A domesticação de lobos pelos humanos, um evento ocorrido há milhares de anos, resultou na vasta gama de cães que conhecemos hoje. No entanto, os detalhes sobre como e quando essa interação se iniciou permanecem um tanto obscuros.
Dois estudos recentes, publicados simultaneamente na revista Science, lançam novas luzes sobre a diferenciação entre lobos e cães. As descobertas indicam que a diversidade visível nos cães atuais surgiu muito antes da seleção moderna.
As pesquisas abordaram a questão sob duas perspectivas distintas: a primeira analisou os crânios dos primeiros cães para entender como a morfologia desses animais começou a divergir da dos lobos. A segunda avaliou como essas mudanças impactaram o DNA.
Fósseis caninos revelam uma relação antiga
A análise dos restos mortais, conduzida por cientistas da França e do Reino Unido, examinou crânios de mais de 600 cães e lobos com até 50 mil anos. Os resultados revelaram um formato distinto em fósseis encontrados no noroeste da Rússia, fortalecendo a hipótese de que a domesticação começou há mais de 12 mil anos.
Os pesquisadores observaram que os animais já apresentavam focinho curto e face mais larga em crânios antigos, além de uma variação expressiva entre cães associados a grupos de caçadores-coletores ou agricultores, indicando que os animais não eram utilizados apenas para a caça.
“Embora os crânios de cães mais antigos não fossem distinguíveis dos de lobos, o grau de diferenciação observado no final do Pleistoceno (de 2 milhões a 11,7 mil anos atrás) sugere associações ainda mais antigas do que se pensava entre humanos e canídeos”, afirma a pesquisadora Sacha Vignieri, editora dos dois artigos na Science.
Estudo genético busca a origem
O outro estudo, por sua vez, mostra, através de linhagens genéticas, que os humanos transportavam cães durante suas migrações, reproduzindo indivíduos de mesmas famílias. A análise de genomas de cães antigos da Eurásia revelou uma correlação entre os deslocamentos humanos e a distribuição de linhagens caninas. As espécies avançaram lado a lado por vastas regiões.

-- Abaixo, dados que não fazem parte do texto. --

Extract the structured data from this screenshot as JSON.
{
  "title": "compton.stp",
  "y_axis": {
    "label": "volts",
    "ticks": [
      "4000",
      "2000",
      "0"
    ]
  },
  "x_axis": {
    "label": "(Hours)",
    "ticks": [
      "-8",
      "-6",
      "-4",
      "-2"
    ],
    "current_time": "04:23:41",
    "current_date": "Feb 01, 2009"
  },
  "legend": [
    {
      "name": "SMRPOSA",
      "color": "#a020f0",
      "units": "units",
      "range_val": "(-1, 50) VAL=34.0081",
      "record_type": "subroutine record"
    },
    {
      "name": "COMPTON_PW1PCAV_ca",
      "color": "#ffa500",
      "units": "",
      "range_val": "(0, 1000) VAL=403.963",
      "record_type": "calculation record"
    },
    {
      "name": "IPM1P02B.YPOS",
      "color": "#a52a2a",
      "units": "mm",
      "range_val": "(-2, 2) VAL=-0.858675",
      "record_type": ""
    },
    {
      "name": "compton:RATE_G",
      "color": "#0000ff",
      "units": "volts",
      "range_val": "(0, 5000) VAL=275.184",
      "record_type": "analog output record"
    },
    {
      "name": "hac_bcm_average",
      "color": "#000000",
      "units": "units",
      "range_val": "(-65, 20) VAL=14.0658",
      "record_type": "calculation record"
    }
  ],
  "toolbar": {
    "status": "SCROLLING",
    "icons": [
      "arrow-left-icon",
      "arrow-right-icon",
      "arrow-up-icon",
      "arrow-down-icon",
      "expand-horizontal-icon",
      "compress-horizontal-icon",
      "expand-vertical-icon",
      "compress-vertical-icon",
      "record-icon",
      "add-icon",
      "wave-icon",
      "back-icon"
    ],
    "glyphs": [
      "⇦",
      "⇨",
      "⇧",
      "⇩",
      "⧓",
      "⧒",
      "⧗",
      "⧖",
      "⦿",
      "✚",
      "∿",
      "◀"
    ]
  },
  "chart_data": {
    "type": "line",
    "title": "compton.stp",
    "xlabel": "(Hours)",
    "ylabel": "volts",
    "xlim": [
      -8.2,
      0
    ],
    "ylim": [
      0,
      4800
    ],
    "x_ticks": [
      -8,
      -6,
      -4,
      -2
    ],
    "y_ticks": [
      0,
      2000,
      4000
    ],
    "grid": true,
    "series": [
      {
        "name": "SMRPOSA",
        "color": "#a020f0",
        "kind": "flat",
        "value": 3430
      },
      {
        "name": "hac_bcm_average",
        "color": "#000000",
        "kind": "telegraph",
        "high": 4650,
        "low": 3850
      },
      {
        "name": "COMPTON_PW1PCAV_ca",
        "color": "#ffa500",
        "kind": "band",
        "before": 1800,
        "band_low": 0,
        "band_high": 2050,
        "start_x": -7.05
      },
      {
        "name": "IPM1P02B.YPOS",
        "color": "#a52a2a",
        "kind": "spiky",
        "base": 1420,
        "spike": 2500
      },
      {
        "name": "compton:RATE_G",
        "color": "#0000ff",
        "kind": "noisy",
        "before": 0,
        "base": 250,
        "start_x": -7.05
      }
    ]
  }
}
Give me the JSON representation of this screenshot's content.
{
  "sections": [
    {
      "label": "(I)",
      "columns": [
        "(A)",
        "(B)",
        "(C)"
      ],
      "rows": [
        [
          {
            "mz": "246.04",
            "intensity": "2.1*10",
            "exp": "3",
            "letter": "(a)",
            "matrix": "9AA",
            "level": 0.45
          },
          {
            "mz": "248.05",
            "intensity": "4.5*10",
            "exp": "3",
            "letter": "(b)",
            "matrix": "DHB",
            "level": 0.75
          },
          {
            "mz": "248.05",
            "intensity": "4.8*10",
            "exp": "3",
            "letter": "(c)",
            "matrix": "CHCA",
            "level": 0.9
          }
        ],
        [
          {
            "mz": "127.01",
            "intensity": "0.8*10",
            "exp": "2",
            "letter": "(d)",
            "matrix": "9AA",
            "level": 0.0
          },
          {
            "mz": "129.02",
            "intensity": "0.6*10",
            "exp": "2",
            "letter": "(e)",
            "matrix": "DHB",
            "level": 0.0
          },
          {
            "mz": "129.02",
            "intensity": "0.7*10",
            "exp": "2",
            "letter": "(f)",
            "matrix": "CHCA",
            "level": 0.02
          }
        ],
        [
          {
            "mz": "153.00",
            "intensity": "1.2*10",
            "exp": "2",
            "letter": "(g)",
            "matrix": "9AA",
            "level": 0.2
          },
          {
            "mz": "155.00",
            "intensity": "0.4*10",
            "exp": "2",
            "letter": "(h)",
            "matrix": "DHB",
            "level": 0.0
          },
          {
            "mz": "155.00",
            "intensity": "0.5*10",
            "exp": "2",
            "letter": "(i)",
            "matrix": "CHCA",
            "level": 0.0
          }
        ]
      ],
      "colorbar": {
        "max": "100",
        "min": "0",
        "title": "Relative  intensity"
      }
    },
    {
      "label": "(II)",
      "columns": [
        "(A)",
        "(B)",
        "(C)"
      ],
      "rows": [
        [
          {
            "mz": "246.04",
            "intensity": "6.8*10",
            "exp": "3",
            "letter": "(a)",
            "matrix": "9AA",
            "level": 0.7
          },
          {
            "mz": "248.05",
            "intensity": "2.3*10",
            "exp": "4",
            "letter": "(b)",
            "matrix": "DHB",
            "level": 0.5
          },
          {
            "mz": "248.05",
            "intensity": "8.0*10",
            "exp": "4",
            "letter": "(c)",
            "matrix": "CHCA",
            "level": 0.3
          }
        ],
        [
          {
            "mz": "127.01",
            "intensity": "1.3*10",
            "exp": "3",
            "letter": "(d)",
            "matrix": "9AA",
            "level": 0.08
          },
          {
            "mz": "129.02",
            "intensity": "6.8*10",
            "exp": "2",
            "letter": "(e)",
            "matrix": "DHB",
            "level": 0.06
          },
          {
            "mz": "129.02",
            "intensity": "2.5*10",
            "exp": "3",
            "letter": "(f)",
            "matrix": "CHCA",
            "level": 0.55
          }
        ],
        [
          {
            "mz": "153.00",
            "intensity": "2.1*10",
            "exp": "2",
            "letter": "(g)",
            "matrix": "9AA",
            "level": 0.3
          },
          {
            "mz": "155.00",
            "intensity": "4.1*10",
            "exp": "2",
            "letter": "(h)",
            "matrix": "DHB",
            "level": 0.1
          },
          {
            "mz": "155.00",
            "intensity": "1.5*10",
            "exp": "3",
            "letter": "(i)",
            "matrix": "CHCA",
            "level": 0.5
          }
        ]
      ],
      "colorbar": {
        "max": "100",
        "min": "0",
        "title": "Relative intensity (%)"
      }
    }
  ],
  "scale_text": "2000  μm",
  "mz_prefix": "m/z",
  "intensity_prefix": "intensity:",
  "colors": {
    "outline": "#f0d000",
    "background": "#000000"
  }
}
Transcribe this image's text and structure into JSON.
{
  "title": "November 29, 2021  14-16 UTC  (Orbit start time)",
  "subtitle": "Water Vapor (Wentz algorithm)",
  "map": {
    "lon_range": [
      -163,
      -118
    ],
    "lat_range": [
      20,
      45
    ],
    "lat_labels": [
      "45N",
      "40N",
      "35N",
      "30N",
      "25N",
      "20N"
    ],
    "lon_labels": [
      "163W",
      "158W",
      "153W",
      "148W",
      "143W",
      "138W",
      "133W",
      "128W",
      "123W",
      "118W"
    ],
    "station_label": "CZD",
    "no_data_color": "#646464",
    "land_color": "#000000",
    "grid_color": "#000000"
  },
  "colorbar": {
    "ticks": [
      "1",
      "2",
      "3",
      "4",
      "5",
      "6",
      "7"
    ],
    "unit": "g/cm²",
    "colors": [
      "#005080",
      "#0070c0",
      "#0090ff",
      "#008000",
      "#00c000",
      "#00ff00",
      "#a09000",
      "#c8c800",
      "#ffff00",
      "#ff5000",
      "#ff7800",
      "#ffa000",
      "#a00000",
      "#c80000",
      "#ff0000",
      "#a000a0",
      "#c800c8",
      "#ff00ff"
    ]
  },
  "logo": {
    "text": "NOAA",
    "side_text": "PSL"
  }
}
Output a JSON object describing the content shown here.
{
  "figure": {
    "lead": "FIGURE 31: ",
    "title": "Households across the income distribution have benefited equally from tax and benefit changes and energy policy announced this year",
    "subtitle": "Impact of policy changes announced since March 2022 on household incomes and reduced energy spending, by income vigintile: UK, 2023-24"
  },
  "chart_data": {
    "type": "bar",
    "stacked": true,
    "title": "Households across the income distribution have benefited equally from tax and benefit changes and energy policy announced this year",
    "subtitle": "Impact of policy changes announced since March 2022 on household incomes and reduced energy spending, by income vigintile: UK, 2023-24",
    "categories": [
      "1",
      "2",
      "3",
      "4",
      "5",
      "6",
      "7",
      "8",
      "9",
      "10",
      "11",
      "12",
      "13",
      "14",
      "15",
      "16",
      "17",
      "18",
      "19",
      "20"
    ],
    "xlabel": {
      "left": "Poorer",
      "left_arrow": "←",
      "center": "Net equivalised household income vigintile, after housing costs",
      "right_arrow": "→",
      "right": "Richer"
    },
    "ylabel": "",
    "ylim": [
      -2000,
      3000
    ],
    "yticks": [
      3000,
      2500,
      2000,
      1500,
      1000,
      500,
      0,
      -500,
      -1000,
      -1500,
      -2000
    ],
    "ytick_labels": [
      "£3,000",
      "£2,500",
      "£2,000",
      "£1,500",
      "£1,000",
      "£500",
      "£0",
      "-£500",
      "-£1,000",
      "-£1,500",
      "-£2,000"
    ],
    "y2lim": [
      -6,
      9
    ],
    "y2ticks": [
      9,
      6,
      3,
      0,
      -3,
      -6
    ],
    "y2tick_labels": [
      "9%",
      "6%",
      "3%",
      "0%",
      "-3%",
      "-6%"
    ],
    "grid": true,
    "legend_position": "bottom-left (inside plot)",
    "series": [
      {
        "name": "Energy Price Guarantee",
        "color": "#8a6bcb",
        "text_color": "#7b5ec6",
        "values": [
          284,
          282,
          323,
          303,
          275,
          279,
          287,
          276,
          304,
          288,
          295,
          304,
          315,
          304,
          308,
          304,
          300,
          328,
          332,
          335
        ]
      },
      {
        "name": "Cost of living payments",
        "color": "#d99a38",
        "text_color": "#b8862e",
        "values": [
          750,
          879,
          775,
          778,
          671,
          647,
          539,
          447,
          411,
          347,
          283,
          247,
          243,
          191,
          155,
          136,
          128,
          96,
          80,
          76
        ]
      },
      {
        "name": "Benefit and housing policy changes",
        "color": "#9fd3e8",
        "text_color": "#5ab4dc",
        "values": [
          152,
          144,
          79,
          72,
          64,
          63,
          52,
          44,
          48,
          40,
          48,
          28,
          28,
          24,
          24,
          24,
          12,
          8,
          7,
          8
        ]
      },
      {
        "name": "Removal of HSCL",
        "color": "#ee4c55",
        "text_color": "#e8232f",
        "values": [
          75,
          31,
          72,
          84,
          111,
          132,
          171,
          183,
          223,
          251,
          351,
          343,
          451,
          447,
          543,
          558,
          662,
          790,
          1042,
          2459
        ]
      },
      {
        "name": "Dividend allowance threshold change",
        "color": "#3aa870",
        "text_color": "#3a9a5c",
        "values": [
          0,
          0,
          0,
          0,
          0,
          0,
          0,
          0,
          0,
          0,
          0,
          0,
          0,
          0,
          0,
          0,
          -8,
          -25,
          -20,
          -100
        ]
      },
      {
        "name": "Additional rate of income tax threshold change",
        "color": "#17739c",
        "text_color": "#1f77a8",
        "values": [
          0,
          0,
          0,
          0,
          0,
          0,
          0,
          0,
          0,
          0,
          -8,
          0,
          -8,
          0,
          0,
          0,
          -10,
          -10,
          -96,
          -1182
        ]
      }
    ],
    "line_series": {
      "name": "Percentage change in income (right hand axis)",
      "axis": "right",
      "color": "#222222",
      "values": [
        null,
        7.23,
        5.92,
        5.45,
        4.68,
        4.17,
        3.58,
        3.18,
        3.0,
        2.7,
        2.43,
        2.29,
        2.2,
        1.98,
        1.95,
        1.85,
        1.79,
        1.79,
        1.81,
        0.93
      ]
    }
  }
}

Os cientistas verificaram, ainda, que características apreciadas em determinados ambientes influenciavam a circulação dos animais. Nos registros do Ártico, por exemplo, havia indícios de cães trocados entre povos, provavelmente devido à demanda por trabalho e resistência ao frio.
Os dados genéticos de 73 cães antigos mostraram alterações de ancestralidade compatíveis com rotas migratórias humanas. Cães do leste europeu tinham ligação com grupos da Sibéria oriental. Animais de regiões agrícolas apresentavam marcas de domesticação que refletiam os hábitos de cada sociedade.
Parcerias moldadas por necessidade
Os estudos também demonstraram que, desde o início, a diversidade canina atendia a necessidades variadas. A variação já estava consolidada quando as práticas agrícolas se expandiram. Isso aponta para um processo de seleção realizado por comunidades antigas de forma contínua.
Os pesquisadores destacaram, ainda, que o volume de variação observado há 10 mil anos ultrapassa as expectativas. Isso desafia noções tradicionais que atribuem às raças vitorianas do século 19 um papel central na criação da diversidade morfológica moderna.
Apesar dos avanços, os estudos não definem onde o processo de domesticação começou. Os dados apontam caminhos possíveis, mas ainda não há consenso. Os fósseis mais antigos com características de cães estão na Rússia, mas linhagens genéticas antigas aparecem em regiões distintas.
Pesquisadores afirmam que a origem pode ter envolvido diferentes populações de lobos. A interação entre essas linhagens produziu variações que se misturaram ao longo do tempo. Essa hipótese explica a diversidade encontrada em materiais datados do Holoceno.